For ex1 to ex5, you should first write down a mathematical function \(T(n)\) that counts exactly how many times the line sum += 1 is executed. ex2 is solved for you already. For ex6 to ex10 you should write a recurrence relation for \(T(n)\) which may use Big-Oh notation. You should then write down the complexity of each function.
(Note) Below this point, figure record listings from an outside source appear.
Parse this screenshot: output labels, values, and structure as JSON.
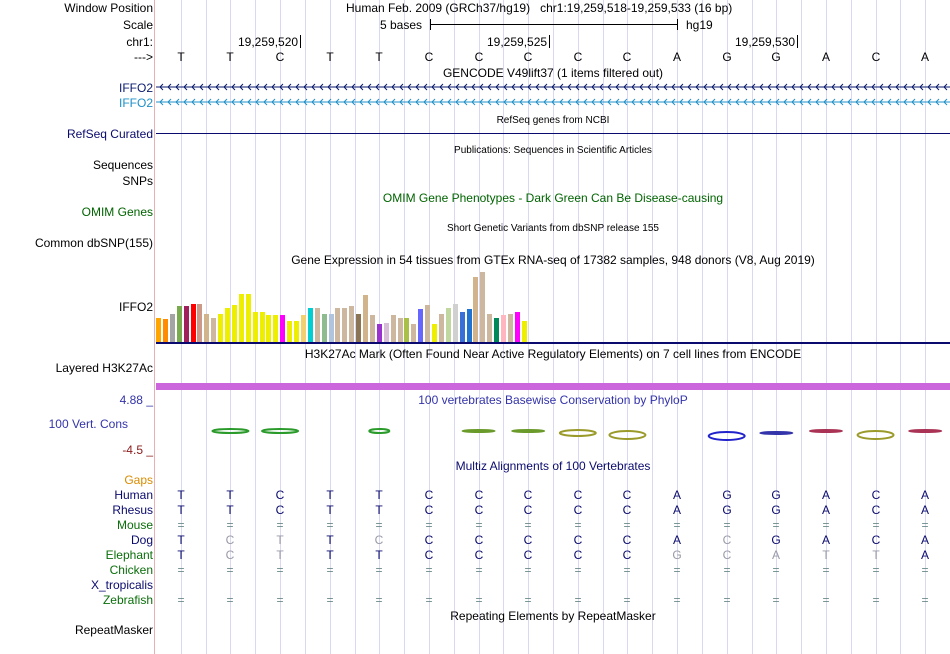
{
  "header": {
    "window_position_label": "Window Position",
    "scale_label": "Scale",
    "chrom_label": "chr1:",
    "strand_label": "--->",
    "assembly": "Human Feb. 2009 (GRCh37/hg19)",
    "position": "chr1:19,259,518-19,259,533 (16 bp)",
    "scale_text": "5 bases",
    "scale_db": "hg19",
    "coords": [
      "19,259,520",
      "19,259,525",
      "19,259,530"
    ],
    "bases": [
      "T",
      "T",
      "C",
      "T",
      "T",
      "C",
      "C",
      "C",
      "C",
      "C",
      "A",
      "G",
      "G",
      "A",
      "C",
      "A"
    ]
  },
  "tracks": {
    "gencode": {
      "title": "GENCODE V49lift37 (1 items filtered out)",
      "items": [
        "IFFO2",
        "IFFO2"
      ]
    },
    "refseq": {
      "title": "RefSeq genes from NCBI",
      "label": "RefSeq Curated"
    },
    "publications": {
      "title": "Publications: Sequences in Scientific Articles",
      "label1": "Sequences",
      "label2": "SNPs"
    },
    "omim": {
      "title": "OMIM Gene Phenotypes - Dark Green Can Be Disease-causing",
      "label": "OMIM Genes"
    },
    "dbsnp": {
      "title": "Short Genetic Variants from dbSNP release 155",
      "label": "Common dbSNP(155)"
    },
    "gtex": {
      "title": "Gene Expression in 54 tissues from GTEx RNA-seq of 17382 samples, 948 donors (V8, Aug 2019)",
      "label": "IFFO2",
      "values": [
        0.32,
        0.31,
        0.38,
        0.48,
        0.48,
        0.52,
        0.52,
        0.38,
        0.32,
        0.38,
        0.46,
        0.5,
        0.65,
        0.65,
        0.4,
        0.4,
        0.36,
        0.36,
        0.36,
        0.28,
        0.28,
        0.36,
        0.46,
        0.46,
        0.38,
        0.38,
        0.46,
        0.46,
        0.48,
        0.38,
        0.63,
        0.36,
        0.24,
        0.26,
        0.36,
        0.32,
        0.32,
        0.24,
        0.44,
        0.5,
        0.24,
        0.38,
        0.46,
        0.52,
        0.4,
        0.44,
        0.88,
        0.94,
        0.38,
        0.32,
        0.36,
        0.38,
        0.4,
        0.28
      ],
      "colors": [
        "#ffa500",
        "#ff8c00",
        "#a4a4a4",
        "#7aaa4e",
        "#a0205b",
        "#ff0000",
        "#cc9988",
        "#d2b48c",
        "#cdb79e",
        "#eeee00",
        "#eeee00",
        "#eeee00",
        "#eeee00",
        "#eeee00",
        "#eeee00",
        "#eeee00",
        "#eeee00",
        "#eeee00",
        "#ff00ff",
        "#eeee00",
        "#eeee00",
        "#f0d070",
        "#00ced1",
        "#cdb79e",
        "#8fbc8f",
        "#b0c4de",
        "#cdb79e",
        "#cdb79e",
        "#cdb79e",
        "#8b7355",
        "#d2b48c",
        "#cdb79e",
        "#9a32cd",
        "#d8bfd8",
        "#cdb79e",
        "#cdb79e",
        "#a8c048",
        "#cdb79e",
        "#6666ff",
        "#cdb79e",
        "#eeee00",
        "#cdb79e",
        "#c0d8a0",
        "#d0d0d0",
        "#3a6fd8",
        "#1e74d0",
        "#d2b48c",
        "#cdb79e",
        "#cdb79e",
        "#00875a",
        "#ffb6c1",
        "#cdb79e",
        "#ff00ff",
        "#eeee00"
      ]
    },
    "h3k27ac": {
      "title": "H3K27Ac Mark (Often Found Near Active Regulatory Elements) on 7 cell lines from ENCODE",
      "label": "Layered H3K27Ac"
    },
    "conservation": {
      "title": "100 vertebrates Basewise Conservation by PhyloP",
      "label": "100 Vert. Cons",
      "max": "4.88 _",
      "min": "-4.5 _"
    },
    "multiz": {
      "title": "Multiz Alignments of 100 Vertebrates",
      "gaps_label": "Gaps",
      "species": [
        {
          "name": "Human",
          "color": "#0a0a6e",
          "bases": [
            "T",
            "T",
            "C",
            "T",
            "T",
            "C",
            "C",
            "C",
            "C",
            "C",
            "A",
            "G",
            "G",
            "A",
            "C",
            "A"
          ]
        },
        {
          "name": "Rhesus",
          "color": "#0a0a6e",
          "bases": [
            "T",
            "T",
            "C",
            "T",
            "T",
            "C",
            "C",
            "C",
            "C",
            "C",
            "A",
            "G",
            "G",
            "A",
            "C",
            "A"
          ]
        },
        {
          "name": "Mouse",
          "color": "#0a6e0a",
          "bases": [
            "=",
            "=",
            "=",
            "=",
            "=",
            "=",
            "=",
            "=",
            "=",
            "=",
            "=",
            "=",
            "=",
            "=",
            "=",
            "="
          ]
        },
        {
          "name": "Dog",
          "color": "#0a0a6e",
          "bases": [
            "T",
            "C",
            "T",
            "T",
            "C",
            "C",
            "C",
            "C",
            "C",
            "C",
            "A",
            "C",
            "G",
            "A",
            "C",
            "A"
          ]
        },
        {
          "name": "Elephant",
          "color": "#0a6e0a",
          "bases": [
            "T",
            "C",
            "T",
            "T",
            "T",
            "C",
            "C",
            "C",
            "C",
            "C",
            "G",
            "C",
            "A",
            "T",
            "T",
            "A"
          ]
        },
        {
          "name": "Chicken",
          "color": "#0a6e0a",
          "bases": [
            "=",
            "=",
            "=",
            "=",
            "=",
            "=",
            "=",
            "=",
            "=",
            "=",
            "=",
            "=",
            "=",
            "=",
            "=",
            "="
          ]
        },
        {
          "name": "X_tropicalis",
          "color": "#0a0a6e",
          "bases": [
            "",
            "",
            "",
            "",
            "",
            "",
            "",
            "",
            "",
            "",
            "",
            "",
            "",
            "",
            "",
            ""
          ]
        },
        {
          "name": "Zebrafish",
          "color": "#0a6e0a",
          "bases": [
            "=",
            "=",
            "=",
            "=",
            "=",
            "=",
            "=",
            "=",
            "=",
            "=",
            "=",
            "=",
            "=",
            "=",
            "=",
            "="
          ]
        }
      ],
      "mismatch": [
        [
          false,
          false,
          false,
          false,
          false,
          false,
          false,
          false,
          false,
          false,
          false,
          false,
          false,
          false,
          false,
          false
        ],
        [
          false,
          false,
          false,
          false,
          false,
          false,
          false,
          false,
          false,
          false,
          false,
          false,
          false,
          false,
          false,
          false
        ],
        [
          false,
          false,
          false,
          false,
          false,
          false,
          false,
          false,
          false,
          false,
          false,
          false,
          false,
          false,
          false,
          false
        ],
        [
          false,
          true,
          true,
          false,
          true,
          false,
          false,
          false,
          false,
          false,
          false,
          true,
          false,
          false,
          false,
          false
        ],
        [
          false,
          true,
          true,
          false,
          false,
          false,
          false,
          false,
          false,
          false,
          true,
          true,
          true,
          true,
          true,
          false
        ],
        [
          false,
          false,
          false,
          false,
          false,
          false,
          false,
          false,
          false,
          false,
          false,
          false,
          false,
          false,
          false,
          false
        ],
        [
          false,
          false,
          false,
          false,
          false,
          false,
          false,
          false,
          false,
          false,
          false,
          false,
          false,
          false,
          false,
          false
        ],
        [
          false,
          false,
          false,
          false,
          false,
          false,
          false,
          false,
          false,
          false,
          false,
          false,
          false,
          false,
          false,
          false
        ]
      ]
    },
    "repeatmasker": {
      "title": "Repeating Elements by RepeatMasker",
      "label": "RepeatMasker"
    }
  },
  "colors": {
    "gencode_dark": "#0a1a6e",
    "gencode_light": "#1e90c8",
    "refseq": "#0a0a6e",
    "omim": "#006400",
    "h3k27ac": "#cc66dd",
    "cons": "#3333aa",
    "gaps": "#d98c00"
  }
}
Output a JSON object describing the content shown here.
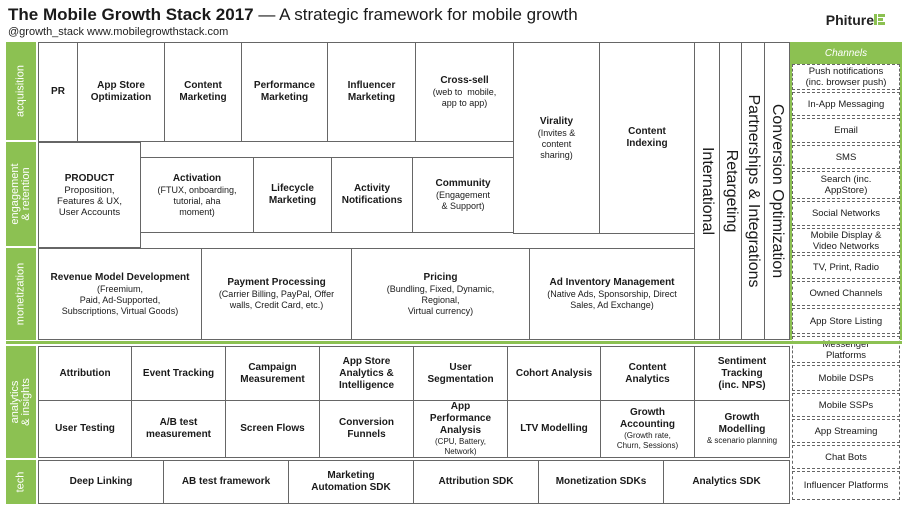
{
  "header": {
    "title_bold": "The Mobile Growth Stack 2017",
    "title_rest": " — A strategic framework for mobile growth",
    "subtitle": "@growth_stack  www.mobilegrowthstack.com",
    "logo": "Phiture"
  },
  "sections": {
    "acquisition": "acquisition",
    "engagement": "engagement\n& retention",
    "monetization": "monetization",
    "analytics": "analytics\n& insights",
    "tech": "tech"
  },
  "acquisition": {
    "pr": {
      "t": "PR"
    },
    "aso": {
      "t": "App Store\nOptimization"
    },
    "content_marketing": {
      "t": "Content\nMarketing"
    },
    "performance_marketing": {
      "t": "Performance\nMarketing"
    },
    "influencer_marketing": {
      "t": "Influencer\nMarketing"
    },
    "cross_sell": {
      "t": "Cross-sell",
      "d": "(web to  mobile,\napp to app)"
    },
    "virality": {
      "t": "Virality",
      "d": "(Invites &\ncontent\nsharing)"
    },
    "content_indexing": {
      "t": "Content\nIndexing"
    }
  },
  "engagement": {
    "product": {
      "t": "PRODUCT",
      "d": "Proposition,\nFeatures & UX,\nUser Accounts"
    },
    "activation": {
      "t": "Activation",
      "d": "(FTUX, onboarding,\ntutorial, aha\nmoment)"
    },
    "lifecycle": {
      "t": "Lifecycle\nMarketing"
    },
    "activity": {
      "t": "Activity\nNotifications"
    },
    "community": {
      "t": "Community",
      "d": "(Engagement\n& Support)"
    }
  },
  "monetization": {
    "revenue_model": {
      "t": "Revenue Model Development",
      "d": "(Freemium,\nPaid, Ad-Supported,\nSubscriptions, Virtual Goods)"
    },
    "payment": {
      "t": "Payment Processing",
      "d": "(Carrier Billing, PayPal, Offer\nwalls, Credit Card, etc.)"
    },
    "pricing": {
      "t": "Pricing",
      "d": "(Bundling, Fixed, Dynamic,\nRegional,\nVirtual currency)"
    },
    "ad_inventory": {
      "t": "Ad Inventory Management",
      "d": "(Native Ads, Sponsorship, Direct\nSales, Ad Exchange)"
    }
  },
  "verticals": {
    "international": "International",
    "retargeting": "Retargeting",
    "partnerships": "Partnerships & Integrations",
    "conversion": "Conversion Optimization"
  },
  "channels": {
    "header": "Channels",
    "items": [
      "Push notifications\n(inc. browser push)",
      "In-App Messaging",
      "Email",
      "SMS",
      "Search (inc.\nAppStore)",
      "Social Networks",
      "Mobile Display &\nVideo Networks",
      "TV, Print, Radio",
      "Owned Channels",
      "App Store Listing",
      "Messenger\nPlatforms",
      "Mobile DSPs",
      "Mobile SSPs",
      "App Streaming",
      "Chat Bots",
      "Influencer Platforms"
    ]
  },
  "analytics": {
    "row1": [
      {
        "t": "Attribution"
      },
      {
        "t": "Event Tracking"
      },
      {
        "t": "Campaign\nMeasurement"
      },
      {
        "t": "App Store\nAnalytics &\nIntelligence"
      },
      {
        "t": "User\nSegmentation"
      },
      {
        "t": "Cohort Analysis"
      },
      {
        "t": "Content\nAnalytics"
      },
      {
        "t": "Sentiment\nTracking\n(inc. NPS)"
      }
    ],
    "row2": [
      {
        "t": "User Testing"
      },
      {
        "t": "A/B test\nmeasurement"
      },
      {
        "t": "Screen Flows"
      },
      {
        "t": "Conversion\nFunnels"
      },
      {
        "t": "App\nPerformance\nAnalysis",
        "d": "(CPU, Battery,\nNetwork)"
      },
      {
        "t": "LTV Modelling"
      },
      {
        "t": "Growth\nAccounting",
        "d": "(Growth rate,\nChurn, Sessions)"
      },
      {
        "t": "Growth\nModelling",
        "d": "& scenario planning"
      }
    ]
  },
  "tech": [
    {
      "t": "Deep Linking"
    },
    {
      "t": "AB test framework"
    },
    {
      "t": "Marketing\nAutomation SDK"
    },
    {
      "t": "Attribution SDK"
    },
    {
      "t": "Monetization SDKs"
    },
    {
      "t": "Analytics SDK"
    }
  ]
}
You may assume that n is a power of two if it helps.

int ex1(int n) {
  int sum = 0;
  for (int i = 0; i < n; i++)
    sum += 1;
  return sum;
}

int ex2(int n) {
  int sum = 0;
  for (int i = 0; i < n; i++)
    for (int j = 1; j < n; j++)
       sum += 1;
  return sum;
}

Answer:

• Outer loop runs n times.
• For each value of i, inner loop runs n-1 times (from 1 to n-1).
• Total is: \(n(n-1)\), \(O(n^2)\).

int ex3(int n) {
  int sum = 0;
  for (int i = 0; i < n; i++)
    sum += 1;
  for (int j = 1; j < n; j++)
    sum += 1;
  return sum;
}

int ex4(int n) {
  int sum = 0;
  for (int i = 1; i <= n; i *= 2)
    for (int j = 0; j < n*n; j++)
       sum += 1;
  return sum;
}

int ex5(int n) {
  int sum = 0;
  for (int i = 0; i < n; i++)
    for (int j = 0; j < i; j++)
      sum += 1;
  for (int k = 0; k < n; k++)
    sum += 1;
  return sum;
}

int ex6(int n) {
  if (n > 0)
    return 1 + ex6(n-1);
  else
    return 0;
}

int ex7(int n) {
  int sum = 0;
  for (int i = 0; i < n; i++)
    sum += 1;
  if (n > 0)
    return sum + ex7(n-1);
  else
    return 0;
}

int ex8(int n) {
  if (n > 1)
    return 1 + ex8(n/2);
  else
    return 0;
}

int ex9(int n) {
  int sum = 0;

  for (int i = 0; i < n; i++)
    sum += 1;

  if (n > 1)
    return sum + ex9(n/2);
  else
    return 0;
}

int ex10(int n) {
  if (n == 0)
    return 0;
  else
    return ex10(n-1) + ex10(n-1);
}